2 maggio, 5ª Domenica di Pasqua: Letture: At 14,21-27;  Ap 21,1-5;  Gv 13,31-33.34-35di GIANCARLO BRUNIEremo delle Stinche – Panzano in Chianti

1. Leggiamo: «Quando [Giuda] fu uscito, Gesù disse: “Ora il Figlio dell’uomo è stato glorificato, e Dio è stato glorificato in lui”» (Gv 13,31). La lavanda dei piedi e l’annuncio del tradimento di Giuda costituiscono lo sfondo di questi versetti il cui vocabolario merita attenzione.

2. L’«ora» di cui qui si parla è quella della croce – resurrezione – effusione dello Spirito in cui Gesù manifesterà in maniera compiuta (Gv 19,30) la «gloria» (Kabod) del Padre, vale a dire la sua pesante verità di amore assolutamente unico. E in cui simultaneamente il Padre manifesterà in maniera compiuta la «gloria» del Figlio, vale a dire il suo essere epifania storica assolutamente unica della verità di Dio come amore. Non a caso tale «ora» della «gloria» ha la sua spiegazione nel versetto che fa da introduzione all’intero Vangelo dell’«ora»: «Gesù sapendo che la sua ora di passare da questo mondo al Padre era venuta, avendo amato i suoi che erano nel mondo, li amò fino alla fine» (Gv 13,1), fino all’ultimo respiro e al dono della propria vita.

E altresì ha il suo incipit gestuale nella lavanda dei piedi e la sua conferma nel fatto che al traditore Giuda (Gv 13,21) non sono stati negati né convivialità né dono del pane (Gv 13,26). L’uscita di Giuda per consegnare Gesù, che apre il tempo della piena rivelazione del volto di Dio nel suo Inviato, non significa uscita dall’amore di Gesù e di Dio in Gesù. Nel loro essere amicizia al traditore essi sono glorificati, cioè manifestati come non scomunica di nessuno. Un modo di essere che Gesù a tavola consegna ai suoi in forma testamentaria: «Vi do un comandamento nuovo: che vi amiate gli uni gli altri. Come io ho amato voi, così amatevi anche voi gli uni gli altri» (Gv 13,34).

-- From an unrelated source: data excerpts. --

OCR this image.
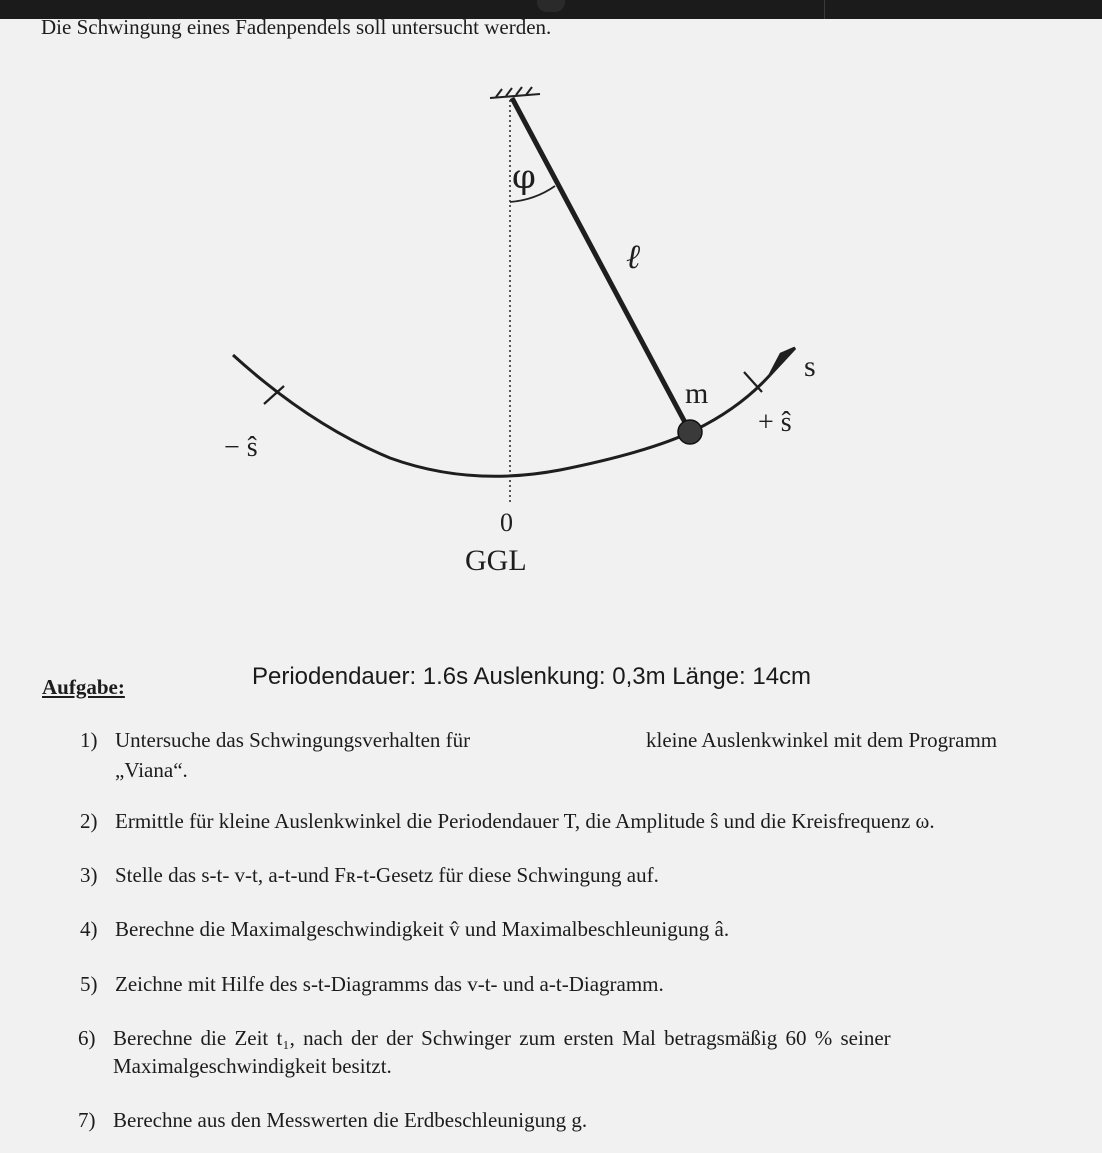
Die Schwingung eines Fadenpendels soll untersucht werden.
φ
ℓ
m
s
+ ŝ
− ŝ
0
GGL
Periodendauer: 1.6s Auslenkung: 0,3m Länge: 14cm
Aufgabe:
1) Untersuche das Schwingungsverhalten für	kleine Auslenkwinkel mit dem Programm
„Viana“.
2) Ermittle für kleine Auslenkwinkel die Periodendauer T, die Amplitude ŝ und die Kreisfrequenz ω.
3) Stelle das s-t- v-t, a-t-und Fʀ-t-Gesetz für diese Schwingung auf.
4) Berechne die Maximalgeschwindigkeit v̂ und Maximalbeschleunigung â.
5) Zeichne mit Hilfe des s-t-Diagramms das v-t- und a-t-Diagramm.
6) Berechne die Zeit t₁, nach der der Schwinger zum ersten Mal betragsmäßig 60 % seiner
Maximalgeschwindigkeit besitzt.
7) Berechne aus den Messwerten die Erdbeschleunigung g.
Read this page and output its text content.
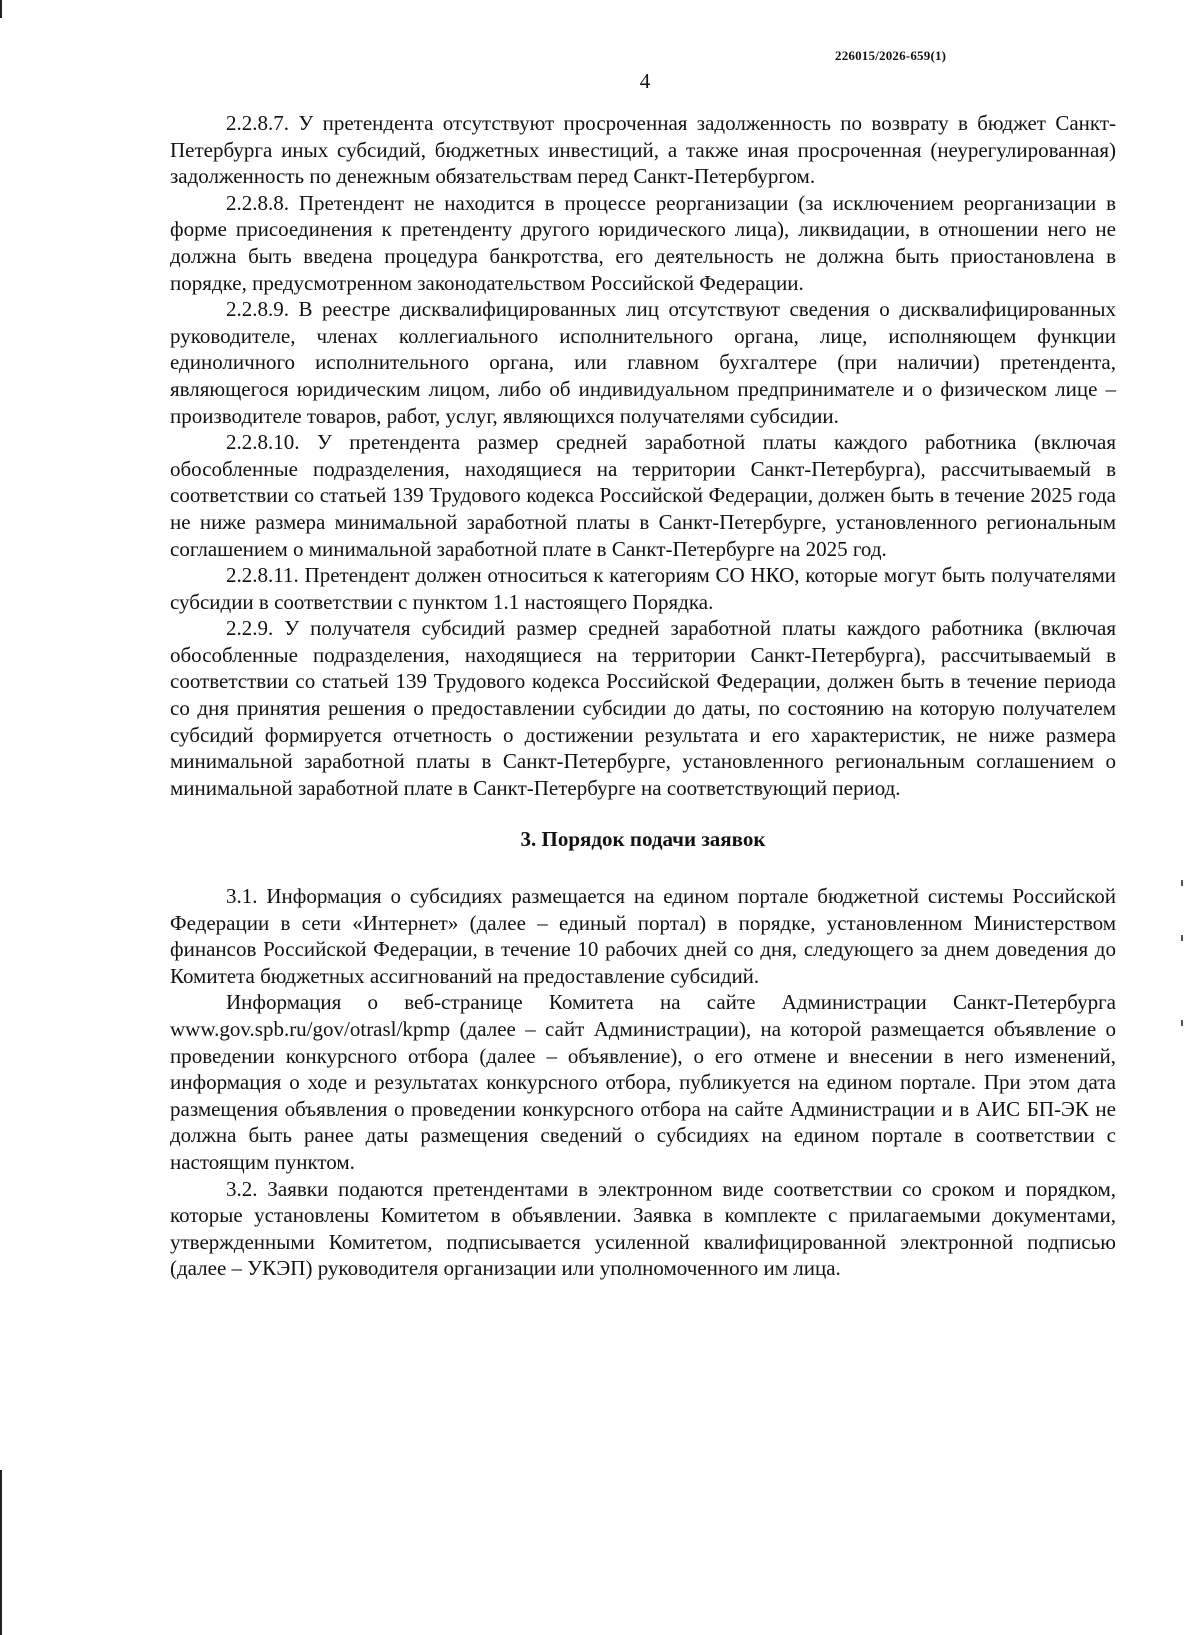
226015/2026-659(1)
4

2.2.8.7. У претендента отсутствуют просроченная задолженность по возврату в бюджет Санкт-Петербурга иных субсидий, бюджетных инвестиций, а также иная просроченная (неурегулированная) задолженность по денежным обязательствам перед Санкт-Петербургом.

2.2.8.8. Претендент не находится в процессе реорганизации (за исключением реорганизации в форме присоединения к претенденту другого юридического лица), ликвидации, в отношении него не должна быть введена процедура банкротства, его деятельность не должна быть приостановлена в порядке, предусмотренном законодательством Российской Федерации.

2.2.8.9. В реестре дисквалифицированных лиц отсутствуют сведения о дисквалифицированных руководителе, членах коллегиального исполнительного органа, лице, исполняющем функции единоличного исполнительного органа, или главном бухгалтере (при наличии) претендента, являющегося юридическим лицом, либо об индивидуальном предпринимателе и о физическом лице – производителе товаров, работ, услуг, являющихся получателями субсидии.

2.2.8.10. У претендента размер средней заработной платы каждого работника (включая обособленные подразделения, находящиеся на территории Санкт-Петербурга), рассчитываемый в соответствии со статьей 139 Трудового кодекса Российской Федерации, должен быть в течение 2025 года не ниже размера минимальной заработной платы в Санкт-Петербурге, установленного региональным соглашением о минимальной заработной плате в Санкт-Петербурге на 2025 год.

2.2.8.11. Претендент должен относиться к категориям СО НКО, которые могут быть получателями субсидии в соответствии с пунктом 1.1 настоящего Порядка.

2.2.9. У получателя субсидий размер средней заработной платы каждого работника (включая обособленные подразделения, находящиеся на территории Санкт-Петербурга), рассчитываемый в соответствии со статьей 139 Трудового кодекса Российской Федерации, должен быть в течение периода со дня принятия решения о предоставлении субсидии до даты, по состоянию на которую получателем субсидий формируется отчетность о достижении результата и его характеристик, не ниже размера минимальной заработной платы в Санкт-Петербурге, установленного региональным соглашением о минимальной заработной плате в Санкт-Петербурге на соответствующий период.

3. Порядок подачи заявок

3.1. Информация о субсидиях размещается на едином портале бюджетной системы Российской Федерации в сети «Интернет» (далее – единый портал) в порядке, установленном Министерством финансов Российской Федерации, в течение 10 рабочих дней со дня, следующего за днем доведения до Комитета бюджетных ассигнований на предоставление субсидий.

Информация о веб-странице Комитета на сайте Администрации Санкт-Петербурга www.gov.spb.ru/gov/otrasl/kpmp (далее – сайт Администрации), на которой размещается объявление о проведении конкурсного отбора (далее – объявление), о его отмене и внесении в него изменений, информация о ходе и результатах конкурсного отбора, публикуется на едином портале. При этом дата размещения объявления о проведении конкурсного отбора на сайте Администрации и в АИС БП-ЭК не должна быть ранее даты размещения сведений о субсидиях на едином портале в соответствии с настоящим пунктом.

3.2. Заявки подаются претендентами в электронном виде соответствии со сроком и порядком, которые установлены Комитетом в объявлении. Заявка в комплекте с прилагаемыми документами, утвержденными Комитетом, подписывается усиленной квалифицированной электронной подписью (далее – УКЭП) руководителя организации или уполномоченного им лица.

L’Amore non può che comandare amore. Nuovo perché? In ragione della persona che lo porge, la novità Gesù, e in ragione del suo concreto articolarsi, alla maniera di Gesù, il quale traduce l’amore con il quale il Padre lo ama in termini di precedenza, di inclusione, di totalità e di libertà. Ama per primo e senza condizioni, indipendentemente cioè dal merito e dalla risposta dell’uomo esponendosi allo scacco (1Gv 4,10); una unilateralità che comprende amici (Gv 15,13) e empi (Rm 5,8) di ogni dove, senza esclusioni (Gv 19,20) dunque, e senza misura, fino al dono di sé nella libertà: «Do la mia vita… da me stesso» (Gv 10,17-18). E il tutto in mitezza e umiltà (Mt 11,28), lo stile di Gesù. Una novità che dà forma alla «nuova alleanza» Dio – uomo, nuova perché fondata e normata dall’amore di Dio apparso in Cristo, di cui i discepoli coinvolti devono essere memoria, annuncio e testimonianza.

3. Leggiamo infatti: «Da questo tutti sapranno che siete miei discepoli: se avete amore gli uni per gli altri» (Gv 13,35). Il mistero della Chiesa nella storia è posto, essa è l’insieme degli  amati da Dio in Gesù – inviati – ad amare come Dio in Gesù a partire dai fratelli e dalle sorelle di fede, e per estensione ogni creatura sotto il sole. È l’unico segno lasciato attraverso cui la storia può pervenire al riconoscimento di Gesù e in lui di Dio suo Padre come esagerazione di amore. Amati per amare come amati è il costitutivo della Chiesa da cui tutto, struttura e organizzazione, deve muovere e a cui tutto deve rimandare.